My friend told me a wrong proof which involves differentiation, but I cannot point out where he has been wrong.
$x^2 = x + x + x + … + x$ (total $x$ terms)
${\frac d {dx} x^2} = {\frac d {dx} (x + x + x + … + x)}$
$2x = 1 + 1 + 1 + … + 1$ (total x terms of 1)
$2x = x$
$2 = 1$
Can someone points out where is wrong?
On
$2$ major mistakes:
$x^2 = x + x + x + … + x$ (total x terms)

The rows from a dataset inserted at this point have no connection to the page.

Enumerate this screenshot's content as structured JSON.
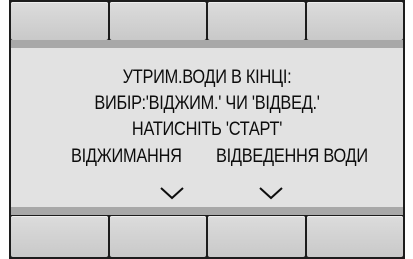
{
  "screen": {
    "line1": "УТРИМ.ВОДИ В КІНЦІ:",
    "line2": "ВИБІР:'ВІДЖИМ.' ЧИ 'ВІДВЕД.'",
    "line3": "НАТИСНІТЬ 'СТАРТ'",
    "option_spin": "ВІДЖИМАННЯ",
    "option_drain": "ВІДВЕДЕННЯ ВОДИ"
  },
  "icons": {
    "spin_selector": "chevron-down-icon",
    "drain_selector": "chevron-down-icon"
  },
  "colors": {
    "bezel": "#1c1c1c",
    "screen_bg": "#e2e2e2",
    "button_bg": "#d4d4d4",
    "text": "#0d0d0d"
  }
}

Here, you have unknowingly assumed that $x$ is a positive integer.
On
Your first line is incorrect. The equation $$ x^2=\underbrace{x+x+\dotsb+x}_{x\text{ times}} $$ makes no sense when $x$ is not a non-negative integer.
On
Because when you increase $x$ the number of terms in $x+x+\ldots+x$ also increases, your second line should have been $$ \frac{d}{dx}x^2 = = \frac{d}{dx}(x+x+\ldots+x) + x $$ If you make this change, your last line comes out $$ 2=2$$ By the way, the steps in your reasoning are pretty shakily defined anyway.

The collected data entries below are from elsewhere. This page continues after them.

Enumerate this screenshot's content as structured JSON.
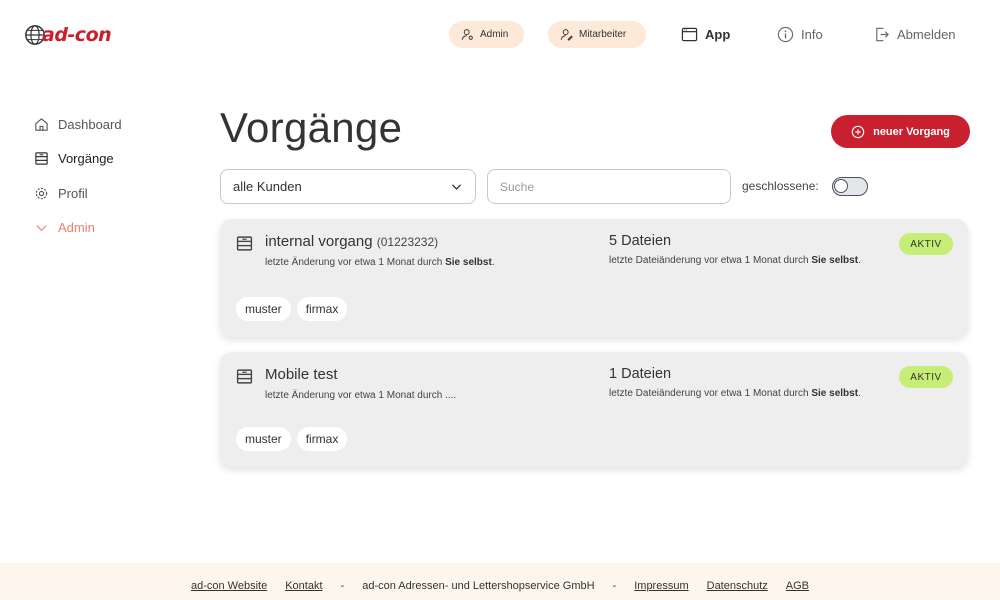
{
  "header": {
    "logo_text": "ad-con",
    "admin_label": "Admin",
    "mitarbeiter_label": "Mitarbeiter",
    "app_label": "App",
    "info_label": "Info",
    "logout_label": "Abmelden",
    "pill_color": "#fde9d8"
  },
  "sidebar": {
    "items": [
      {
        "label": "Dashboard",
        "icon": "home-icon"
      },
      {
        "label": "Vorgänge",
        "icon": "archive-icon"
      },
      {
        "label": "Profil",
        "icon": "gear-icon"
      },
      {
        "label": "Admin",
        "icon": "chevron-down-icon"
      }
    ]
  },
  "main": {
    "title": "Vorgänge",
    "new_button_label": "neuer Vorgang",
    "customer_filter_value": "alle Kunden",
    "search_placeholder": "Suche",
    "closed_label": "geschlossene:",
    "accent_color": "#c8202f",
    "active_color": "#c6ed76"
  },
  "cards": [
    {
      "title": "internal vorgang",
      "number": "(01223232)",
      "sub_prefix": "letzte Änderung vor etwa 1 Monat durch ",
      "sub_by": "Sie selbst",
      "sub_suffix": ".",
      "files": "5 Dateien",
      "files_prefix": "letzte Dateiänderung vor etwa 1 Monat durch ",
      "files_by": "Sie selbst",
      "files_suffix": ".",
      "badge": "AKTIV",
      "tags": [
        "muster",
        "firmax"
      ]
    },
    {
      "title": "Mobile test",
      "sub_text": "letzte Änderung vor etwa 1 Monat durch ....",
      "files": "1 Dateien",
      "files_prefix": "letzte Dateiänderung vor etwa 1 Monat durch ",
      "files_by": "Sie selbst",
      "files_suffix": ".",
      "badge": "AKTIV",
      "tags": [
        "muster",
        "firmax"
      ]
    }
  ],
  "footer": {
    "website": "ad-con Website",
    "contact": "Kontakt",
    "sep1": "-",
    "company": "ad-con Adressen- und Lettershopservice GmbH",
    "sep2": "-",
    "imprint": "Impressum",
    "privacy": "Datenschutz",
    "terms": "AGB"
  }
}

This has been covered many times, but my question/hint would be this for you: how would you write the right-hand side of your initial statement if $x=1.5$? Or if $x$ was any non-integer? What do you know about differentiation that you can apply here?
Recall that the definition of the derivative of a function $f(x)$ is:
$f'(x)=\lim\limits_{h\to 0}\dfrac{f(x+h)-f(x)}{h}$.
Notice that your right side requires $x$ to be an integer, or there is no way to write it. Hence, your function is defined only for integer $x$ and is therefore not differentiable at any point, since $f(x+h)$ is not defined as $h\to 0$.